His “joke” hurt feelings and hurt any aspirations Collins has for statewide office. But the insularity and arrogance that characterize the mind-set behind the joke also characterize policies that could hurt real people every day, far from Collins’ Spaulding Lake enclave.

Iannello, a Kenmore Democrat running for re-election, denies she didn’t want blacks campaigning for her in the largely white district. But Philip Rumore, the politically active teachers union president, stands by the accusation and is backed by a fellow Working Families Party official. Putting principle before party, Rumore asked his Buffalo Teachers Federation to withdraw its support of Iannello.

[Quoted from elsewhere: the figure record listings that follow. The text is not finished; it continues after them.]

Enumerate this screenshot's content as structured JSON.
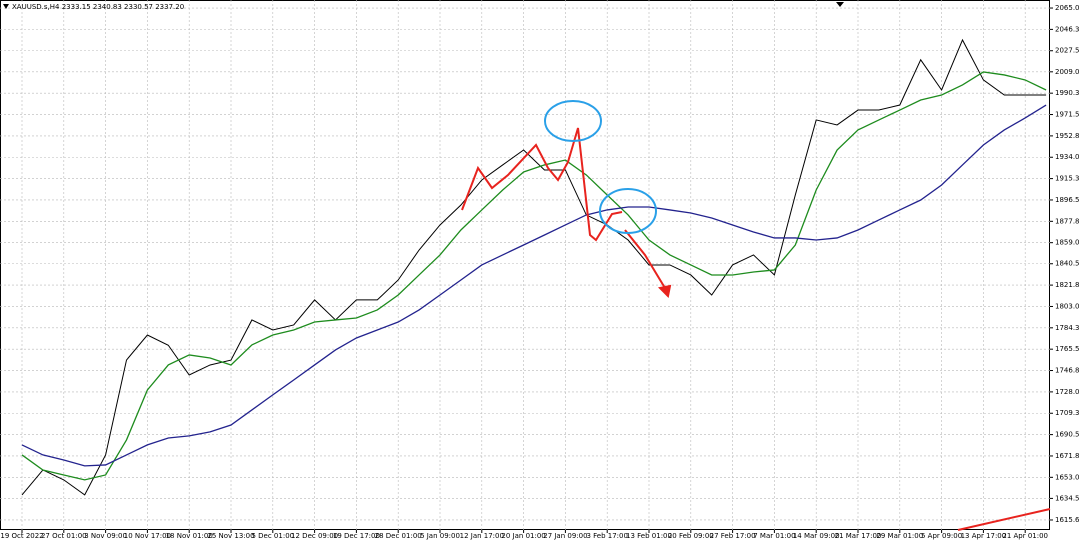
{
  "chart_data": {
    "type": "line",
    "title": "XAUUSD.s,H4 2333.15 2340.83 2330.57 2337.20",
    "categories": [
      "19 Oct 2022",
      null,
      "27 Oct 01:00",
      null,
      "3 Nov 09:00",
      null,
      "10 Nov 17:00",
      null,
      "18 Nov 01:00",
      null,
      "25 Nov 13:00",
      null,
      "5 Dec 01:00",
      null,
      "12 Dec 09:00",
      null,
      "19 Dec 17:00",
      null,
      "28 Dec 01:00",
      null,
      "5 Jan 09:00",
      null,
      "12 Jan 17:00",
      null,
      "20 Jan 01:00",
      null,
      "27 Jan 09:00",
      null,
      "3 Feb 17:00",
      null,
      "13 Feb 01:00",
      null,
      "20 Feb 09:00",
      null,
      "27 Feb 17:00",
      null,
      "7 Mar 01:00",
      null,
      "14 Mar 09:00",
      null,
      "21 Mar 17:00",
      null,
      "29 Mar 01:00",
      null,
      "5 Apr 09:00",
      null,
      "13 Apr 17:00",
      null,
      "21 Apr 01:00",
      null
    ],
    "series": [
      {
        "color": "#000000",
        "values": [
          1637.6,
          1659.5,
          1650.8,
          1637.6,
          1672.7,
          1756.0,
          1778.0,
          1769.0,
          1742.9,
          1751.7,
          1756.0,
          1791.2,
          1782.4,
          1786.8,
          1808.8,
          1791.2,
          1808.8,
          1808.8,
          1826.3,
          1852.6,
          1874.6,
          1892.1,
          1914.1,
          1927.3,
          1940.4,
          1922.9,
          1922.9,
          1883.4,
          1874.6,
          1861.4,
          1839.5,
          1839.5,
          1830.7,
          1813.1,
          1839.5,
          1848.3,
          1830.7,
          1900.9,
          1966.8,
          1962.4,
          1975.5,
          1975.5,
          1979.9,
          2019.6,
          1993.1,
          2037.0,
          2001.9,
          1988.7,
          1988.7,
          1988.7
        ]
      },
      {
        "color": "#1e8c1e",
        "values": [
          1672.7,
          1659.5,
          1655.1,
          1650.8,
          1655.1,
          1685.9,
          1729.7,
          1751.7,
          1760.5,
          1757.8,
          1751.7,
          1769.3,
          1778.0,
          1782.4,
          1789.4,
          1791.2,
          1792.9,
          1800.0,
          1813.1,
          1830.7,
          1848.3,
          1870.2,
          1887.8,
          1905.3,
          1921.1,
          1927.3,
          1931.6,
          1918.5,
          1900.9,
          1883.4,
          1861.4,
          1848.3,
          1839.5,
          1830.7,
          1830.7,
          1833.3,
          1835.1,
          1857.0,
          1905.3,
          1940.4,
          1958.0,
          1966.8,
          1975.5,
          1984.3,
          1988.7,
          1997.5,
          2008.9,
          2006.3,
          2001.9,
          1993.1
        ]
      },
      {
        "color": "#23238e",
        "values": [
          1681.5,
          1672.7,
          1668.3,
          1663.1,
          1663.9,
          1672.7,
          1681.5,
          1687.6,
          1689.4,
          1692.9,
          1699.0,
          1712.2,
          1725.4,
          1738.5,
          1751.7,
          1764.9,
          1775.4,
          1782.4,
          1789.4,
          1800.0,
          1813.1,
          1826.3,
          1839.5,
          1848.3,
          1857.0,
          1865.8,
          1874.6,
          1883.4,
          1887.8,
          1890.4,
          1890.4,
          1887.8,
          1885.1,
          1880.7,
          1874.6,
          1868.4,
          1863.2,
          1863.2,
          1861.4,
          1863.2,
          1870.2,
          1879.0,
          1887.8,
          1896.5,
          1909.7,
          1927.3,
          1944.8,
          1958.0,
          1968.6,
          1979.9
        ]
      }
    ],
    "ylim": [
      1606.8,
      2072.1
    ],
    "yticks": [
      2065.05,
      {
        "value": 2046.3,
        "label": "2046.30"
      },
      2027.55,
      2009.05,
      {
        "value": 1990.3,
        "label": "1990.30"
      },
      1971.55,
      {
        "value": 1952.8,
        "label": "1952.80"
      },
      1934.05,
      {
        "value": 1915.3,
        "label": "1915.30"
      },
      1896.55,
      {
        "value": 1877.8,
        "label": "1877.80"
      },
      1859.05,
      1840.55,
      {
        "value": 1821.8,
        "label": "1821.80"
      },
      1803.05,
      {
        "value": 1784.3,
        "label": "1784.30"
      },
      1765.55,
      {
        "value": 1746.8,
        "label": "1746.80"
      },
      1728.05,
      {
        "value": 1709.3,
        "label": "1709.30"
      },
      1690.55,
      {
        "value": 1671.8,
        "label": "1671.80"
      },
      1653.05,
      1634.55,
      {
        "value": 1615.6,
        "label": "1615.60"
      }
    ],
    "grid": true
  }
}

The fact that the color of election volunteers in Western New York would even be an issue in 2009 speaks volumes about where we are.

So does what happened in Orchard Park, where a housing project for senior citizens on fixed incomes was nixed because some of the residents might not be from the town. Town officials even asked the project’s sponsor for ZIP codes of those living in its other Orchard Park complex—a red flag for fair-housing experts.

Part of the criticism of Orchard Park officials seems to be that their objections are misguided because the people moving in would be gray-haired grandmothers from the same area, or at least the same background.

But the real issue is: What if the newcomers weren’t? What would be wrong with that?

No one wants to live next door to lowlifes, but income and race do not equate with class and good values. If they did, the wealthy, white county executive would not have said what he said. Nor would any of our other “leaders.”

And that’s what’s really unsettling: These folks represent us. They aren’t shock jocks whose job is to be outrageous.

These are elected officials, demonstrably in touch with the sensibilities of large swaths of the population, as evidenced by their victories at the polls.

If the people we vote for feel free to express such sentiments, the rest of us can’t glide blithely past the mirror without taking a long look and wondering just who, as a community, we really are.